3D Printing in the Aerospace Industry
Looking for 3D printing specialists in the aerospace industry? Alexander Daniels Global can help. Throughout this article, we’ll discuss how 3D printing is used, and benefits, aerospace as an industry, while detailing how you can easily recruit for your additive manufacturing team.
A History of 3d printing in aerospace
The Aerospace and Defense industry is said to be one of the earliest adopters of 3D Printing technology. Dating as far back as the 1980s, 3D printing is a technology which continues to revolutionize the aerospace industry. In recent years, the technology has been used to reach new levels:
2011 – designers and engineers created the first entirely 3D printed plane at the University of Southampton – the entire structure of the Southampton University Laser Sintered Aircraft (SULSA) was printed from the wings to the integral control surface. The weight of SULSA was 3kgs, with a span of 1.2m and a cruise speed of 50 knots (58mph) and flew almost silently.
2016 – ‘Thor’ (Test of Hi-tech Objectives in Reality) was unveiled in Berlin by Airbus. It was the world’s second 3D printed aircraft whose entire body was made by 3D printing except the electrical engine parts of the model. Notably, THOR is a windowless drone that weighs 46 pounds (21 kilograms) and is less than four meters (13 feet) in length.
2020 – ArianeGroup, a joint venture between Airbus and Safran, successfully tested their 3D printed combustion chamber for European Space Agency (ESA) rocket engine, Ariane6, set to launch late in 2022. ArianeGroup believes the success of the tests paves the way for rocket engines made entirely by additive manufacturing.
You can read more at SpaceWatch.
In North America alone, we see the size and impact of the 3D Printing Aerospace market, which is forecast to reach $6,745.5M (USD) by 2026, at a CAGR of 22.17%, as reported by Fortune Business Insights.
How is 3D printing used by the industry?
There are multiple ways that 3D printing is used by the aerospace industry – some of the most common uses include the production of:
- Interior aircraft components – including the cockpit dashboards and door handles.
- Fixtures, gauges, and templates – which, in turn, brings down the cost of the 3D printing process as a whole.
- Placeholder parts – which are often used as substitute parts for training purposes.
- Metal brackets – that are used as part of the structural function inside the aircraft itself.
- Prototypes – which enable designers to refine both the form and fit of the finished parts.
Benefits of using 3D Printing in the aerospace industry:
- Costs – typically, as aircraft parts were historically produced in short runs, costs for this have been originally highly priced.
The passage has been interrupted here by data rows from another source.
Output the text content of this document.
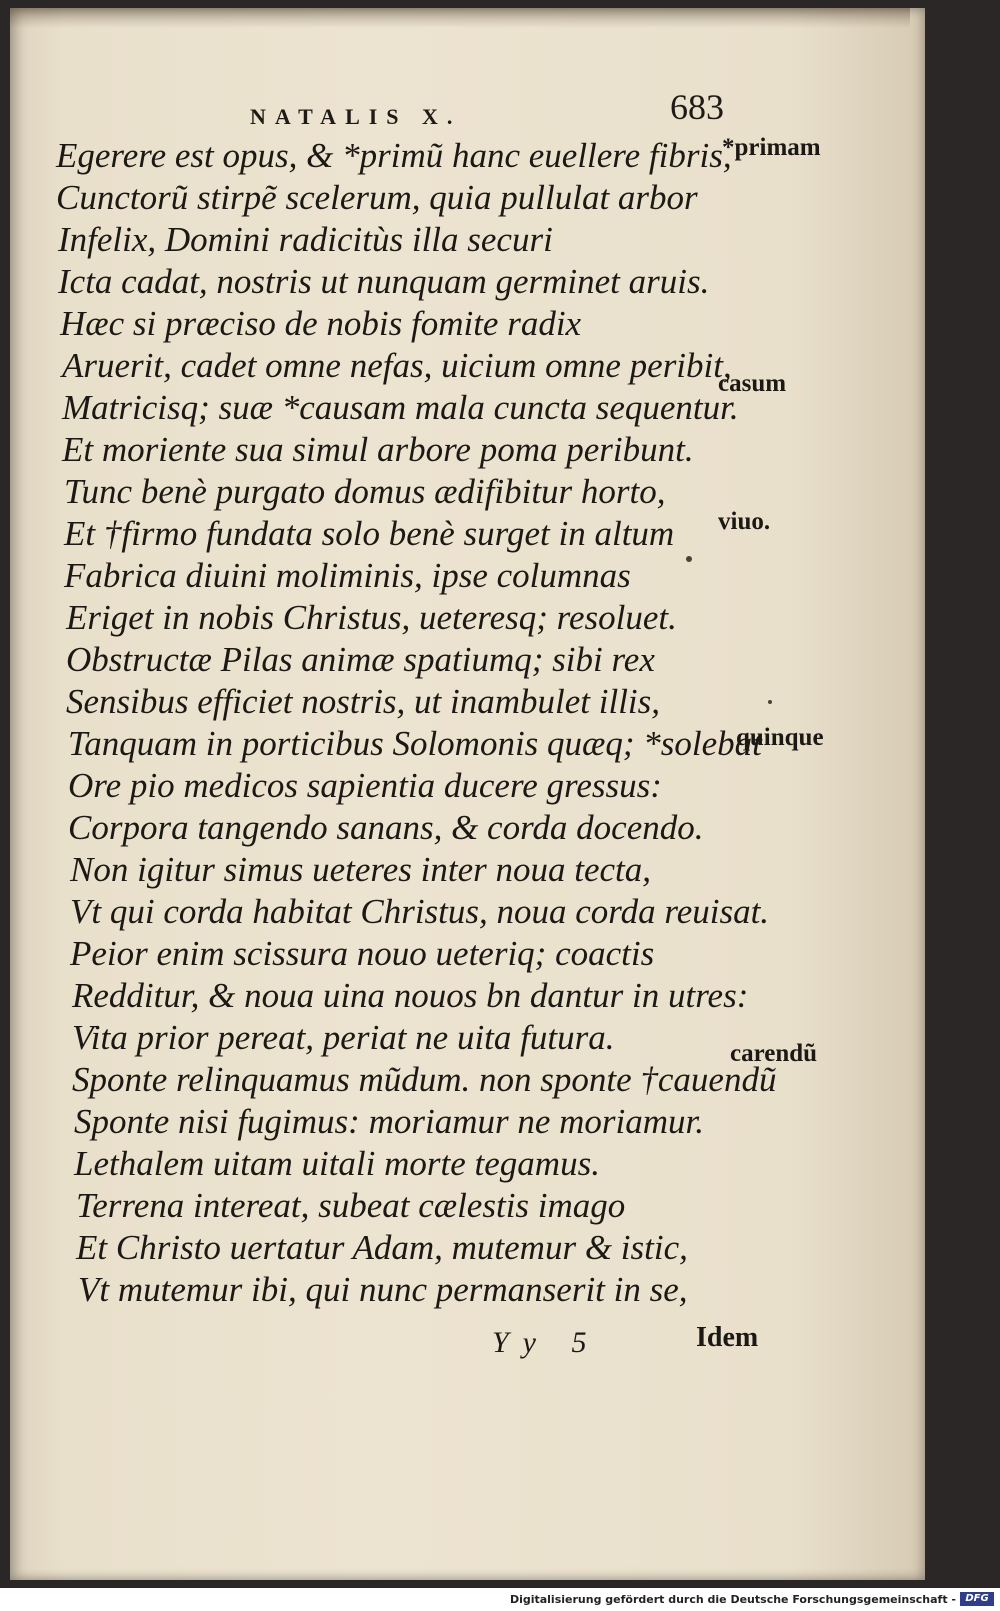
NATALIS X.	683
Egerere est opus, & *primũ hanc euellere fibris,
Cunctorũ stirpẽ scelerum, quia pullulat arbor
Infelix, Domini radicitùs illa securi
Icta cadat, nostris ut nunquam germinet aruis.
Hæc si præciso de nobis fomite radix
Aruerit, cadet omne nefas, uicium omne peribit,
Matricisq; suæ *causam mala cuncta sequentur.
Et moriente sua simul arbore poma peribunt.
Tunc benè purgato domus ædifibitur horto,
Et †firmo fundata solo benè surget in altum
Fabrica diuini moliminis, ipse columnas
Eriget in nobis Christus, ueteresq; resoluet.
Obstructæ Pilas animæ spatiumq; sibi rex
Sensibus efficiet nostris, ut inambulet illis,
Tanquam in porticibus Solomonis quæq; *solebat
Ore pio medicos sapientia ducere gressus:
Corpora tangendo sanans, & corda docendo.
Non igitur simus ueteres inter noua tecta,
Vt qui corda habitat Christus, noua corda reuisat.
Peior enim scissura nouo ueteriq; coactis
Redditur, & noua uina nouos bn dantur in utres:
Vita prior pereat, periat ne uita futura.
Sponte relinquamus mũdum. non sponte †cauendũ
Sponte nisi fugimus: moriamur ne moriamur.
Lethalem uitam uitali morte tegamus.
Terrena intereat, subeat cælestis imago
Et Christo uertatur Adam, mutemur & istic,
Vt mutemur ibi, qui nunc permanserit in se,
*primam
casum
viuo.
quinque
carendũ
Yy 5	Idem
Digitalisierung gefördert durch die Deutsche Forschungsgemeinschaft - DFG
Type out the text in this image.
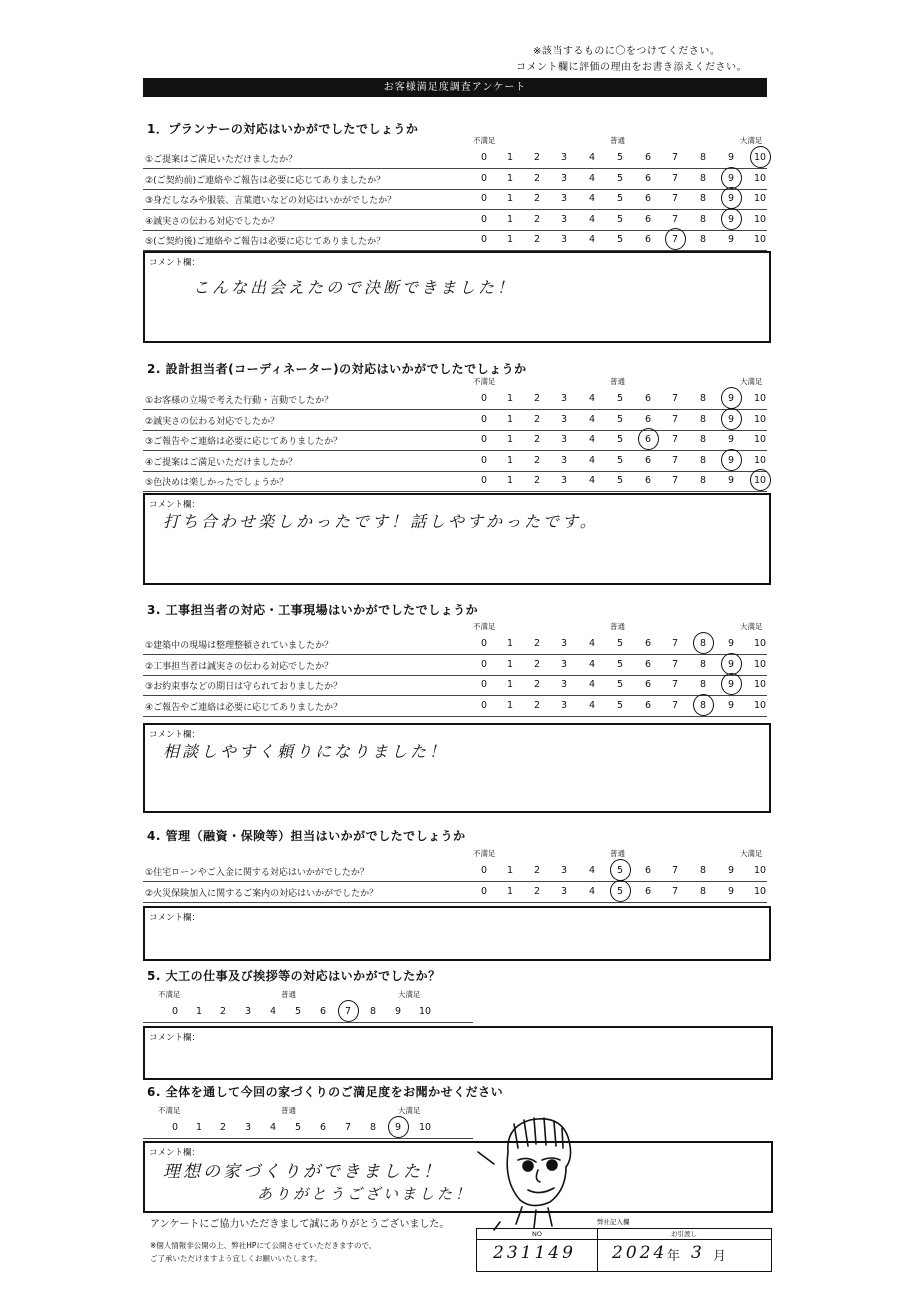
※該当するものに〇をつけてください。
コメント欄に評価の理由をお書き添えください。
お客様満足度調査アンケート
1．プランナーの対応はいかがでしたでしょうか
不満足	普通	大満足
①ご提案はご満足いただけましたか？	0	1	2	3	4	5	6	7	8	9	10
②(ご契約前)ご連絡やご報告は必要に応じてありましたか？	0	1	2	3	4	5	6	7	8	9	10
③身だしなみや服装、言葉遣いなどの対応はいかがでしたか？	0	1	2	3	4	5	6	7	8	9	10
④誠実さの伝わる対応でしたか？	0	1	2	3	4	5	6	7	8	9	10
⑤(ご契約後)ご連絡やご報告は必要に応じてありましたか？	0	1	2	3	4	5	6	7	8	9	10
コメント欄：
こんな出会えたので決断できました！
2. 設計担当者(コーディネーター)の対応はいかがでしたでしょうか
不満足	普通	大満足
①お客様の立場で考えた行動・言動でしたか？	0	1	2	3	4	5	6	7	8	9	10
②誠実さの伝わる対応でしたか？	0	1	2	3	4	5	6	7	8	9	10
③ご報告やご連絡は必要に応じてありましたか？	0	1	2	3	4	5	6	7	8	9	10
④ご提案はご満足いただけましたか？	0	1	2	3	4	5	6	7	8	9	10
⑤色決めは楽しかったでしょうか？	0	1	2	3	4	5	6	7	8	9	10
コメント欄：
打ち合わせ楽しかったです！話しやすかったです。
3. 工事担当者の対応・工事現場はいかがでしたでしょうか
不満足	普通	大満足
①建築中の現場は整理整頓されていましたか？	0	1	2	3	4	5	6	7	8	9	10
②工事担当者は誠実さの伝わる対応でしたか？	0	1	2	3	4	5	6	7	8	9	10
③お約束事などの期日は守られておりましたか？	0	1	2	3	4	5	6	7	8	9	10
④ご報告やご連絡は必要に応じてありましたか？	0	1	2	3	4	5	6	7	8	9	10
コメント欄：
相談しやすく頼りになりました！
4. 管理（融資・保険等）担当はいかがでしたでしょうか
不満足	普通	大満足
①住宅ローンやご入金に関する対応はいかがでしたか？	0	1	2	3	4	5	6	7	8	9	10
②火災保険加入に関するご案内の対応はいかがでしたか？	0	1	2	3	4	5	6	7	8	9	10
コメント欄：
5. 大工の仕事及び挨拶等の対応はいかがでしたか？
不満足	普通	大満足
0	1	2	3	4	5	6	7	8	9	10
コメント欄：
6. 全体を通して今回の家づくりのご満足度をお聞かせください
不満足	普通	大満足
0	1	2	3	4	5	6	7	8	9	10
コメント欄：
理想の家づくりができました！
ありがとうございました！
アンケートにご協力いただきまして誠にありがとうございました。
※個人情報非公開の上、弊社HPにて公開させていただきますので、
ご了承いただけますよう宜しくお願いいたします。
弊社記入欄
NO	お引渡し
231149 2024 年 3 月
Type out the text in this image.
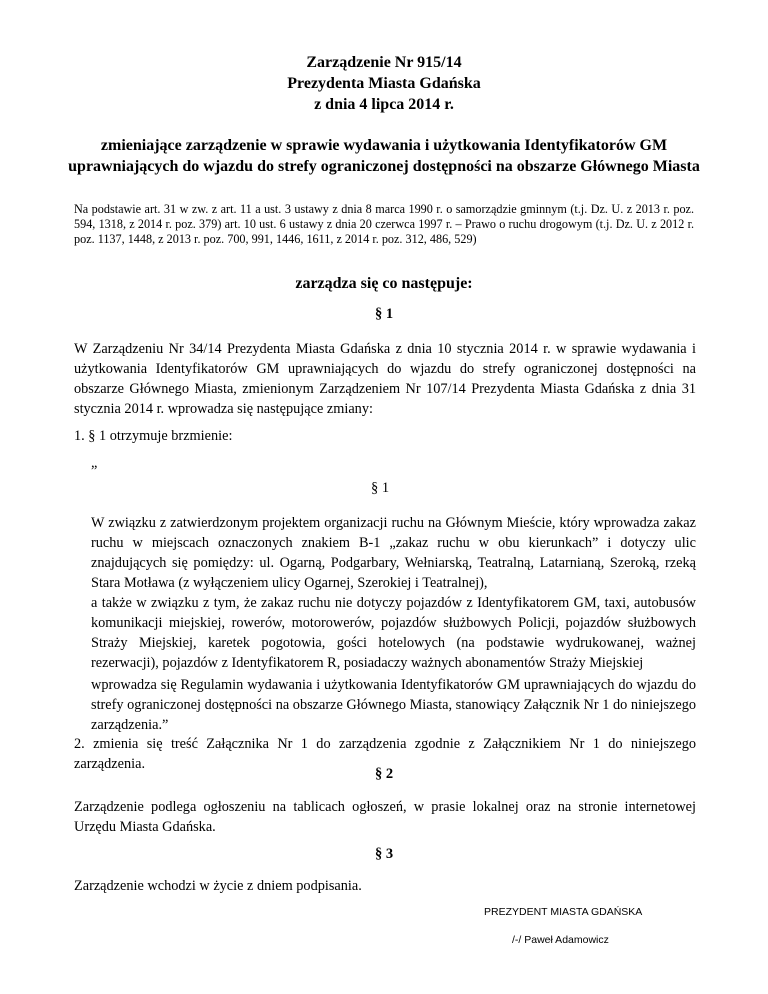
Zarządzenie Nr 915/14
Prezydenta Miasta Gdańska
z dnia 4 lipca 2014 r.
zmieniające zarządzenie w sprawie wydawania i użytkowania Identyfikatorów GM
uprawniających do wjazdu do strefy ograniczonej dostępności na obszarze Głównego Miasta
Na podstawie art. 31 w zw. z art. 11 a ust. 3 ustawy z dnia 8 marca 1990 r. o samorządzie gminnym (t.j. Dz. U. z 2013 r. poz. 594, 1318, z 2014 r. poz. 379) art. 10 ust. 6 ustawy z dnia 20 czerwca 1997 r. – Prawo o ruchu drogowym (t.j. Dz. U. z 2012 r. poz. 1137, 1448, z 2013 r. poz. 700, 991, 1446, 1611, z 2014 r. poz. 312, 486, 529)
zarządza się co następuje:
§ 1
W Zarządzeniu Nr 34/14 Prezydenta Miasta Gdańska z dnia 10 stycznia 2014 r. w sprawie wydawania i użytkowania Identyfikatorów GM uprawniających do wjazdu do strefy ograniczonej dostępności na obszarze Głównego Miasta, zmienionym Zarządzeniem Nr 107/14 Prezydenta Miasta Gdańska z dnia 31 stycznia 2014 r. wprowadza się następujące zmiany:
1. § 1 otrzymuje brzmienie:
„
§ 1
W związku z zatwierdzonym projektem organizacji ruchu na Głównym Mieście, który wprowadza zakaz ruchu w miejscach oznaczonych znakiem B-1 „zakaz ruchu w obu kierunkach” i dotyczy ulic znajdujących się pomiędzy: ul. Ogarną, Podgarbary, Wełniarską, Teatralną, Latarnianą, Szeroką, rzeką Stara Motława (z wyłączeniem ulicy Ogarnej, Szerokiej i Teatralnej),
a także w związku z tym, że zakaz ruchu nie dotyczy pojazdów z Identyfikatorem GM, taxi, autobusów komunikacji miejskiej, rowerów, motorowerów, pojazdów służbowych Policji, pojazdów służbowych Straży Miejskiej, karetek pogotowia, gości hotelowych (na podstawie wydrukowanej, ważnej rezerwacji), pojazdów z Identyfikatorem R, posiadaczy ważnych abonamentów Straży Miejskiej
wprowadza się Regulamin wydawania i użytkowania Identyfikatorów GM uprawniających do wjazdu do strefy ograniczonej dostępności na obszarze Głównego Miasta, stanowiący Załącznik Nr 1 do niniejszego zarządzenia.”
2. zmienia się treść Załącznika Nr 1 do zarządzenia zgodnie z Załącznikiem Nr 1 do niniejszego zarządzenia.
§ 2
Zarządzenie podlega ogłoszeniu na tablicach ogłoszeń, w prasie lokalnej oraz na stronie internetowej Urzędu Miasta Gdańska.
§ 3
Zarządzenie wchodzi w życie z dniem podpisania.
PREZYDENT MIASTA GDAŃSKA
/-/ Paweł Adamowicz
That’s where 3D manufacturing helps to alleviate extra costs and streamline efficiencies of projects.
- Proficient with both large-scale and small-scale production – 3D printing allows manufacturers to produce short runs of both large scale and more intricate aircraft parts.
- Reducing aircraft weight – one of the biggest benefits is helping to reduce air-drag, fuel consumption and, in turn, damage against the environment. Traditionally manufactured parts are typically much more heavyweight and less durable – however, 3D manufactured parts allow for a more lightweight and durable product, which lends itself to a lighter aircraft.
- Tool-less manufacturing – modified parts and upgrades can be produced on demand, avoiding the need to stock numerous components as you would experience with traditional manufacturing and batch production.
- Design to production – 3D printing plays a significant role in the whole process – from conceptualization to production. From influencing conceptual modelling to large-scale models highlighting innovative new parts, there’s no doubt that 3D manufacturing has revolutionized aircraft production.
- Customization – additionally, additive manufacturing increases the ability to create bespoke parts and customization, for both functional and interior parts of the aircrafts.
With 3D printing revolutionizing the way aircrafts have been built and designed for more than four decades, it is difficult to imagine the aerospace and defense industry ever diverging from the AM industry.